I also have no idea why NodeODM Docker (downloaded on the weekend) seems to be markedly different to WebODM Native (last week) in resources. I was watching Task 1 pretty intently for the first 10 hrs (while watching Indianapolis 500 and Monaco F1 replays) and I didn’t see anywhere near the RAM requirements for PDAL (per thread) for Task 1 (4G V - I wrote that down but am now wondering whether I read it right) as I did Task 2 (up to 352G V)? I didn’t note the actual memory used for Task 1 but it obviously didn’t kill it!!

Besides the RAM issues, for Task 1 each sub-mesh (tif) is about 1.1G on disk, I seem to have 195 sub-meshes for 409 photos (covering around 40ac @ 300’), merged.tmp.tif is 197G and merged.tif is 166G (@55%). Previously (with the 4000 set) my largest file was 112G (I was checking all the tmp files while trying to debug the overflows in PDAL etc).

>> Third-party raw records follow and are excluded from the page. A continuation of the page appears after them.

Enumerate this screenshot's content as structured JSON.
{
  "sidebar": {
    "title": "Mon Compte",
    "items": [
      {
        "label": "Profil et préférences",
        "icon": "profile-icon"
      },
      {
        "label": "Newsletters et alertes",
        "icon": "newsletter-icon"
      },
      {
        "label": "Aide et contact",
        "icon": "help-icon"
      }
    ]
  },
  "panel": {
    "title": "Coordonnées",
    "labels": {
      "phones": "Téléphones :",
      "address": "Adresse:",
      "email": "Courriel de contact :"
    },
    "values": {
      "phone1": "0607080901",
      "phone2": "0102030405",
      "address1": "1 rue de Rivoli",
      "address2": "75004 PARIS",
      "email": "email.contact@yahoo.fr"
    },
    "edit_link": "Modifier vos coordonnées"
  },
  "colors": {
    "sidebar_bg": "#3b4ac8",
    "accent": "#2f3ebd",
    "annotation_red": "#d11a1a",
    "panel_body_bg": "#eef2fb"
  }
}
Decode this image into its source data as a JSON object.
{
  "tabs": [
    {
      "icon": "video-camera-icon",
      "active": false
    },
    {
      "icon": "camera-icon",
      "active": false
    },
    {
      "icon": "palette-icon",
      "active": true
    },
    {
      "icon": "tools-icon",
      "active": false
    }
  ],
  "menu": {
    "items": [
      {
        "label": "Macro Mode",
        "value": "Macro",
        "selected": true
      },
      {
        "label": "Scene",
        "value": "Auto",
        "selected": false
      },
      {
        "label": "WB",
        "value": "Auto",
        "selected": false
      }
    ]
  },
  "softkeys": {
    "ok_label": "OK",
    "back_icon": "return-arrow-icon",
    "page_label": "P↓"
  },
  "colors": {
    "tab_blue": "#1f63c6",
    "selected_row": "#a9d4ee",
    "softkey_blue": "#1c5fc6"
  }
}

A this rate even my SAN unit won’t have enough disk space for processing the 4000 set (I only have about 5TB total).

The only “data” related issue may be that the photos are OrangeCyanNIR filtered (not RGB) for an NVDI analysis, though this should be transparent to ODM (the actual jpg files are readable as normal, objects are clear, just the “colours” are a bit funky from the filtering!). I assume from the fact you have an NVDI script (from @dakotabenjamin) that I am not the first to try it!

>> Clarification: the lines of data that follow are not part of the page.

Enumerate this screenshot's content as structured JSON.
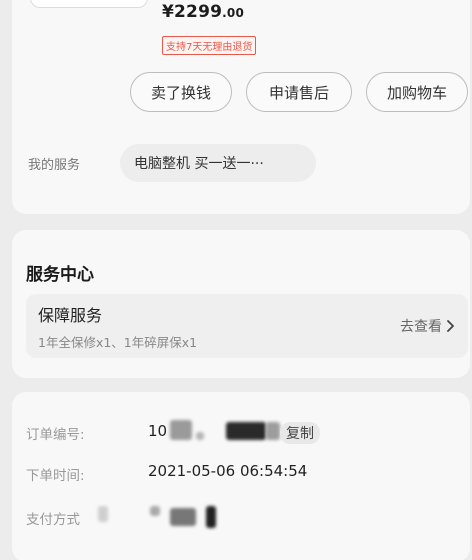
{
  "product": {
    "price_int": "¥2299",
    "price_dec": ".00",
    "return_badge": "支持7天无理由退货"
  },
  "actions": [
    {
      "label": "卖了换钱"
    },
    {
      "label": "申请售后"
    },
    {
      "label": "加购物车"
    }
  ],
  "my_service": {
    "label": "我的服务",
    "chip": "电脑整机 买一送一···"
  },
  "service_center": {
    "title": "服务中心",
    "guarantee_title": "保障服务",
    "guarantee_desc": "1年全保修x1、1年碎屏保x1",
    "link": "去查看"
  },
  "order": {
    "number_label": "订单编号:",
    "number_value": "10",
    "copy_label": "复制",
    "time_label": "下单时间:",
    "time_value": "2021-05-06 06:54:54",
    "pay_label": "支付方式"
  },
  "colors": {
    "accent_red": "#e8594a",
    "background": "#ececec",
    "card": "#f8f8f8"
  },
  "icons": {
    "link_arrow": "chevron-right-icon"
  }
}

It is worthwhile trying to process on Lightning (I still have heaps of credit) to see what happens there?

I am yet to try on my older mod’ed version of ODM as the VM is on the same host as Task 1 (and I therefore don’t have the memory for concurrent running).

Keen to get this running (and get some metrics) with NodeODM as I am mulling a third server to use with ClusterODM/NodeODM (mainly for the 4000 set), but don’t want to lay down the cash if it is not going to work for me - nor do I want to power 3 DL380 servers (plus SAN) each idling at 5% with one or two threads!

1 Like

This is a bit strange, the big change has been the swap of SMVS with MVE (for dense reconstruction), which has lengthened runtime and perhaps a bit memory usage, but should still be within reasonable numbers.

You could always rebuild the docker images to use a previous version back in time.

It’s always worth a try to see if lightning can process them.

I could be the dataset (although others seem to have used RGN before with unrelated ie EXIF issues) as I ran it (partially - got a memory alloc error - I assume due to size) on a previous version and the point cloud ply was “strange”. Used the opensfm tools to visualise the reconstruction.json and it also didn’t look as clean as I expected (though the points did show a meaningful landscape). Will play around a little more. If it is outlying (incorrect) points then that accounts for the sizing issue.

I have been running it again looking for potential causes. It seems that opensfm is generating points way out of the normal bounds. The filtered point cloud (used for bounds) is about 3Mx3M or 764x764 km, where as the real site is about 500 x 500 m! No wonder it is killing the processing. Continuing to try and identify the issue as zooming in on the ‘real’ data shows that there appear to be extraneous points in all dimensions. I have checked the GPS positions of the photos in another tool - they look OK, a sample of photos would indicate the elevations are correct.

Has anyone successfully used RGN data before (and if so any particular settings needed)?

Abnormally large bounds would explain heavy memory usage.